Temporary Mortgage Interest Rate Buydowns, aka “Buydowns”

In competitive purchase markets and during times of rising interest rates sellers of homes whether a builder or individual homeowner have elected in the past to advertise and/or offer purchasers/borrowers a break on their interest rates during a period - usually the first two years.  The 2-1 Buy-down basically provides a Two percent discount on the amount of interest paid by the borrower for the first year and a One percent discount for the second. In the third year the note rate would be fully paid by the borrower through the remaining life of the loan.  Let’s examine an example of how such a loan is structured and paid:

Loan Amount: $450,000 30-year term

Rate 4.5%

Buydown 2-1

Base Mortgage payment @4.5%:             $2,280.08          

Mortgage payment first year @2.5%:      $1,778.04          First year interest discount:            $6,024.47          

Mortgage payment second year @3.5%: $2,020.70         Second yr. interest discount:          $3,112.59

                                                                                             Total interest discount:                    $9,137.07

                                                                                      Cost in Basis points:                       2.03 points

Hence, with the above example the borrower would pay $502.04 less per month in mortgage payments for the first year and $259.38 less per month during the second year.
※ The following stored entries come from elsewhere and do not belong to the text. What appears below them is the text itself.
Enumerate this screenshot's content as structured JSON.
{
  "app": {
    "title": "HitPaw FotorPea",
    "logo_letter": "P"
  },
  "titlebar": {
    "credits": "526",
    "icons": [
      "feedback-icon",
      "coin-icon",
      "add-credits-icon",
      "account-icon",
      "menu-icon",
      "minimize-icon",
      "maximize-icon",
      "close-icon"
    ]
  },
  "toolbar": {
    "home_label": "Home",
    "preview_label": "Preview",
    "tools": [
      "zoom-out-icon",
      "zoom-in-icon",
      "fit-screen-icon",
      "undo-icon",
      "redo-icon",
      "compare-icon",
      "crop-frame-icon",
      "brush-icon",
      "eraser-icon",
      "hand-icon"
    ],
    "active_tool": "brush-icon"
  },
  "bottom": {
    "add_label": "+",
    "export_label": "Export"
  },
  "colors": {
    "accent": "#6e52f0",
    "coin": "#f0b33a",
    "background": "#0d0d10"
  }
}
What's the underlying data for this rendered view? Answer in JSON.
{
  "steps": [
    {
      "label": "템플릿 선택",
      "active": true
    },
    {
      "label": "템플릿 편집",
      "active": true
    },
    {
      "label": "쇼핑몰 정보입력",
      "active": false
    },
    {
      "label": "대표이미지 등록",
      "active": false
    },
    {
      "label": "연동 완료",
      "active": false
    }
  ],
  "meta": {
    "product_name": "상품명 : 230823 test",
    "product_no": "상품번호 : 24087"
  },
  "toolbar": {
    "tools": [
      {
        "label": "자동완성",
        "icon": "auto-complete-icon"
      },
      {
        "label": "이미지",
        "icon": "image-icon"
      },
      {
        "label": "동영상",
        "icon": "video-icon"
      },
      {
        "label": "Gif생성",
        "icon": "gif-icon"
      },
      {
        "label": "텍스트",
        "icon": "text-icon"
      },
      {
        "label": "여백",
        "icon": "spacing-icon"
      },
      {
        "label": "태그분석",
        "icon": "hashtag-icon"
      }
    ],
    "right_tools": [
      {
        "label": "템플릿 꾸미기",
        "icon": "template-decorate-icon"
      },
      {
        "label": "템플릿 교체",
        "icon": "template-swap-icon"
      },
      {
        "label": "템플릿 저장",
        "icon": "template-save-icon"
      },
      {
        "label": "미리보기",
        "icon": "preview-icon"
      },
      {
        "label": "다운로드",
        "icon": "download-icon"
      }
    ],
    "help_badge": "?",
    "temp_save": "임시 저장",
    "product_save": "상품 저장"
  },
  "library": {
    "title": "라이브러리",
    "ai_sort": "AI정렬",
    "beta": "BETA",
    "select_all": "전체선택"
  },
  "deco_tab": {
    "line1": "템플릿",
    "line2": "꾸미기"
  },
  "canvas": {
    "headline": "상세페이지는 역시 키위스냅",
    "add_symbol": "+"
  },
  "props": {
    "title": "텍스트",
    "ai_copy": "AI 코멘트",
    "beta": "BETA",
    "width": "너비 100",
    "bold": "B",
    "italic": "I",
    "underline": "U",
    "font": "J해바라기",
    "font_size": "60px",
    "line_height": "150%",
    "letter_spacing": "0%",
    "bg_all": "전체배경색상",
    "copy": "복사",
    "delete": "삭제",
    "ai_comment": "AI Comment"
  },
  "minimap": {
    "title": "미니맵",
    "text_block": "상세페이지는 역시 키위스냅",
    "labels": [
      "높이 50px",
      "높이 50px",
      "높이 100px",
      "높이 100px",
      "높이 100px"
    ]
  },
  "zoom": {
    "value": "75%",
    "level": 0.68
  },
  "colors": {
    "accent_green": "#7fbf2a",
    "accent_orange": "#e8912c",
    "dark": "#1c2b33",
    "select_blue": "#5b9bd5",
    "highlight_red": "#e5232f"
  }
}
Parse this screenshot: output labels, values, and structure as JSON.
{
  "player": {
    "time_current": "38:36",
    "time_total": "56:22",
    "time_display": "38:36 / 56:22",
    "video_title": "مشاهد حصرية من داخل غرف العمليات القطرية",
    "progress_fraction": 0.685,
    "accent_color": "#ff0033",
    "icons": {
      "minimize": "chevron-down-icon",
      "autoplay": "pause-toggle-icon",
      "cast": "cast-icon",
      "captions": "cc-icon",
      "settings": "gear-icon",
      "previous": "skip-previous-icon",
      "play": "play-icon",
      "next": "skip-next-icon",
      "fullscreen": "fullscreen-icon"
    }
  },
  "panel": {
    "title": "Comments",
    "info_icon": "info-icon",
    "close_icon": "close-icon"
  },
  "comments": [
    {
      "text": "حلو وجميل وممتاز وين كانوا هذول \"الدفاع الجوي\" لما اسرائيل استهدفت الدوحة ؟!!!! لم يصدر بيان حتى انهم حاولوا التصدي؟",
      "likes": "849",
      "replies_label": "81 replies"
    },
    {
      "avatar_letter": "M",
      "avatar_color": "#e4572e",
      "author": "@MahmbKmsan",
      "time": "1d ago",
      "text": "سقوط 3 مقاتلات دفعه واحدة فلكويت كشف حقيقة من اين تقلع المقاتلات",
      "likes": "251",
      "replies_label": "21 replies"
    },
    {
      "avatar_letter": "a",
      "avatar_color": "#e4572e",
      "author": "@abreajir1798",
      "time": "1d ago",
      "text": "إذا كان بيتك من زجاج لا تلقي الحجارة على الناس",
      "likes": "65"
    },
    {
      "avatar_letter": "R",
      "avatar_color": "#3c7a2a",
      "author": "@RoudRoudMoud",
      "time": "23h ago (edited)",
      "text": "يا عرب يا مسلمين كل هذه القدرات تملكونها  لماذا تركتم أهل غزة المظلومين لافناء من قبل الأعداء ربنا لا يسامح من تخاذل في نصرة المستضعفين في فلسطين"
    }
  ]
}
The total discount for the first two years amounts to $9,137.07 or 2.03 points ((9137/450000)*100=2.03) This discount contribution amount is below the maximum contribution level for all LTV levels and can be sold to the agencies.

A few key items to remember however is that the borrower still needs to qualify for the loan at the note rate level – in the above example at 4.5%, and only owner occupied and second homes intent purposes apply.